Wednesday, February 13, 2008

The Next Internet - Part 2 - Prerequisites

[Disclaimer: This blog is formatted to show newer stories first, and that generally makes sense, unless your writing a series with parts that build on each other. So please go back and read Part 1. Some of you may want to be cowboys and dive straight into part 2. I don't know if it'll make as much sense, but whatever makes you happy.]

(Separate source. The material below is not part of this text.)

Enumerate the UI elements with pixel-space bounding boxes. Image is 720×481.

The Next Internet, will be driven by the following connectivity factors:
  1. Greater overall global bandwidth and Cuban's greater throughput to homes, coupled with:
  2. The emergence of a truly global blanket of wireless coverage ( i.e. 700 Mhz for the US).
  3. Almost every single thing you know (and thus idea/transaction) being online via:
    • IP connectivity for everything you can imagine.
    • The emergence of cost-effective and integrated RFID.
  4. A few OpenID providers managing all logins and personal data.
  5. The emergence of cloud computing (already in progress).
  6. The prevalence of GPS or other location based tracking.
The following hardware factors will be key drivers:
  1. Continued reduction in chip sizes with concurrent reduction of the heat problem.
  2. A solution to the "my cell battery runs out in 5 seconds when I surf the net" problem, via wireless electricity or new fuel cells. [ Full paper on wireless electricity]
  3. The emergence of holographic (what some call volumetric) touchscreen technology [bare with me].
  4. Complete redefinition of mobile computing and telephony due to all of the above.
  5. The emergence of biometrics in our everyday lives (see IBM's fingerprint password).
The following will be the key psychological drivers:
  1. A redefinition of privacy (Facebook has begun this transformation).
  2. A change in our perception of currency (e-currency).
Some of these factors are certainly prerequisites to others. For cloud computing to truly thrive, the bandwidth and wireless requirements will have to be met. The battery and small screen problems will have to be solved for the redefinition of mobile computing. I portend that these developments will follow the pattern I mentioned in the last post.